Bruxelles, 06/07/2001 (Agence Europe) - Sur initiative conjointe des Commissaires Frits Bolkestein (Marche intérieur) et Margot Wallström (Environnement), la Commission vient de publier des lignes directrices pour l'intégration des considérations environnementales dans les marchés publics. Dans une communication interprétative du droit communautaire applicable aux marchés publics, elle énonce les possibilités offertes aux acheteurs publics de « verdir » les achats, à toutes les étapes des procédures de passation des marchés publics, qui représentent plus d'un milliard d'euros chaque année (soit 14% du PIB de l'Union) et pourraient donc contribuer de manière significative au développement durable de l'Union. La proposition de sixième programme d'action pour l'environnement identifie d'ailleurs les marchés publics comme un secteur doté d'un potentiel considérable au regard du développement durable, pour autant que les acheteurs utilisent la performance environnementale comme un de leurs critères d'achat.
Selon la Commission, les principales possibilités « d'achats écologiques » se situent au début du processus d'achat public, lorsque l'on décide de l'objet d'un marché - étape qui n'est pas couverte par les directives sur les marchés publics, mais par les dispositions du Traité relatives à la libre circulation des marchandises et à la liberté de prestation de services.
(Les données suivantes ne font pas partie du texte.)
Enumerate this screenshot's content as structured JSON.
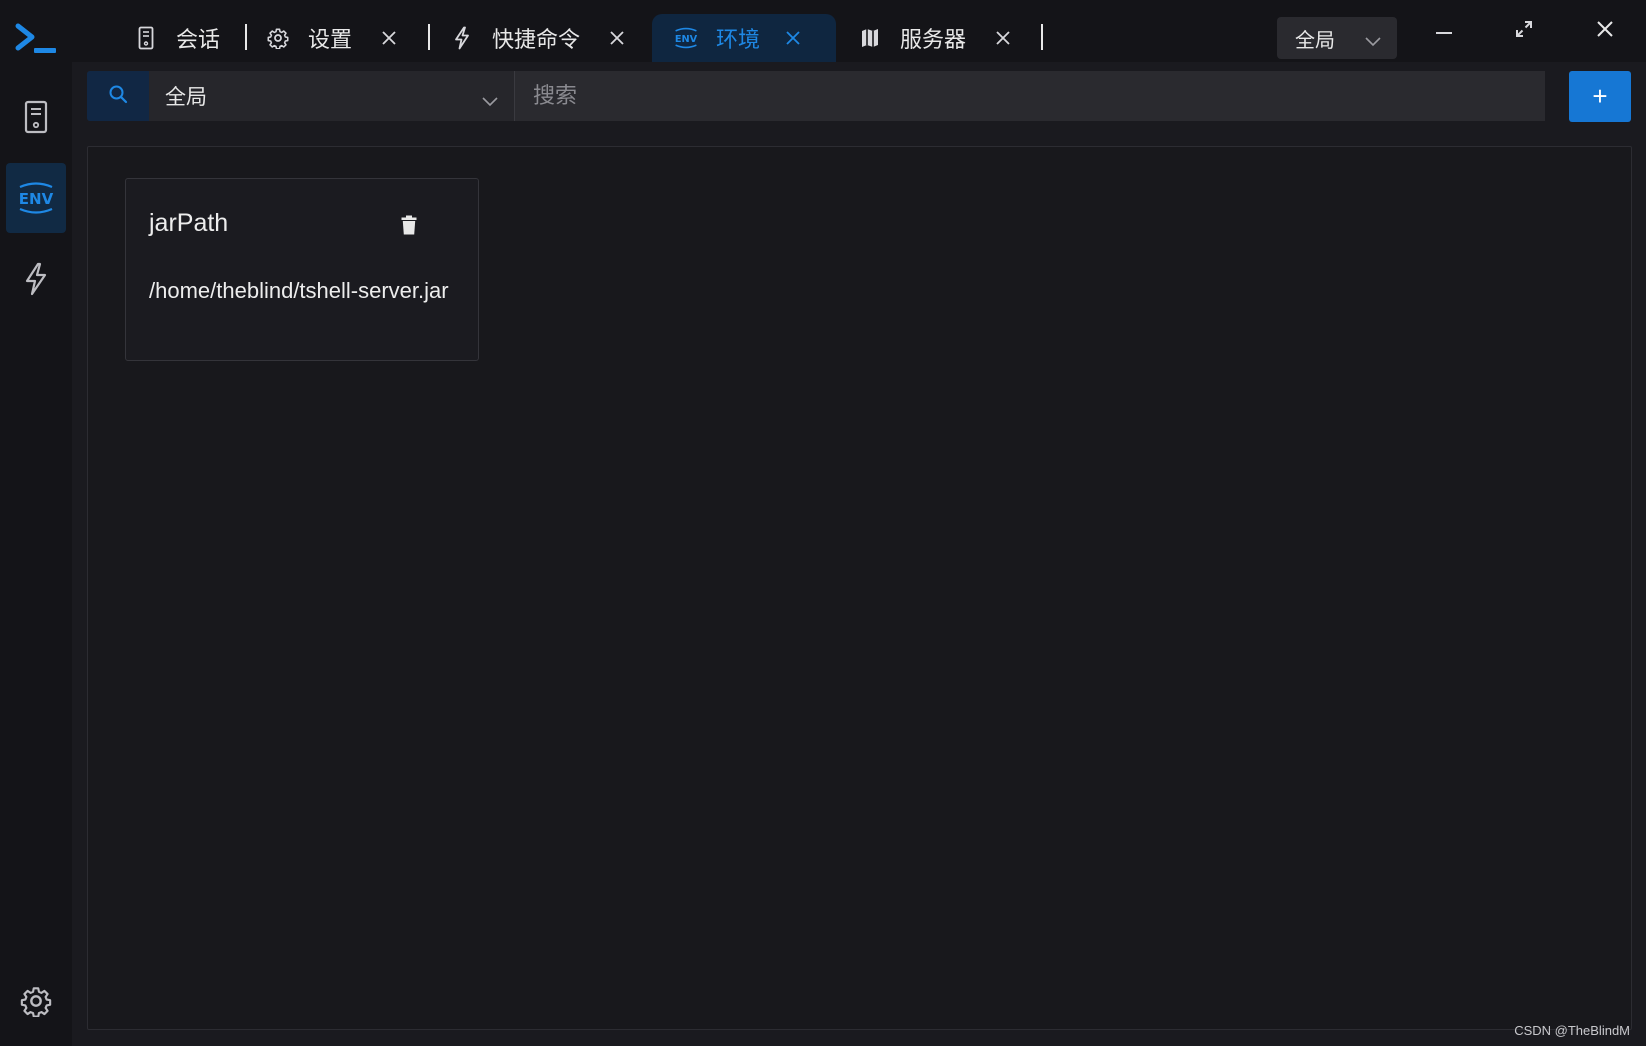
{
  "rail": {
    "logo_icon": "terminal-prompt-icon",
    "items": [
      {
        "id": "sessions",
        "icon": "server-icon",
        "active": false
      },
      {
        "id": "environments",
        "icon": "env-icon",
        "active": true
      },
      {
        "id": "quick-commands",
        "icon": "lightning-icon",
        "active": false
      }
    ],
    "settings_icon": "gear-icon"
  },
  "tabs": [
    {
      "label": "会话",
      "icon": "server-icon",
      "closable": false,
      "active": false
    },
    {
      "label": "设置",
      "icon": "gear-icon",
      "closable": true,
      "active": false
    },
    {
      "label": "快捷命令",
      "icon": "lightning-icon",
      "closable": true,
      "active": false
    },
    {
      "label": "环境",
      "icon": "env-icon",
      "closable": true,
      "active": true
    },
    {
      "label": "服务器",
      "icon": "map-icon",
      "closable": true,
      "active": false
    }
  ],
  "tab_close_glyph": "X",
  "scope_selector": {
    "value": "全局"
  },
  "window_controls": {
    "minimize": "minimize-icon",
    "fullscreen": "expand-icon",
    "close": "close-icon"
  },
  "filter": {
    "scope_value": "全局",
    "search_placeholder": "搜索",
    "add_label": "+"
  },
  "env_cards": [
    {
      "name": "jarPath",
      "value": "/home/theblind/tshell-server.jar"
    }
  ],
  "watermark": "CSDN @TheBlindM",
  "colors": {
    "accent": "#1677d4",
    "active_tab_bg": "#0f2640",
    "background": "#1a1a1f"
  }
}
Les autorités adjudicatrices, qui sont censées préciser ce qu'elles veulent acheter, peuvent choisir les options les plus écologiques.
Ensuite, pour la définition du contrat, les directives sur les marchés publics exigent un cahier des charges des spécifications techniques précisant par exemple le type de matériaux et le type de processus de production requis. A l'instar des acheteurs privés qui peuvent opter pour l'achat de produits ou services respectueux de l'environnement, les acheteurs publics peuvent spécifier les matières premières et le processus de production qui seront utilisés dans le contrat en exigeant, par exemple, que l'énergie utilisée dans les bâtiments publics soit fournie par une source renouvelable ou que les aliments fournis par une cantine scolaire soient à base de produits organiques.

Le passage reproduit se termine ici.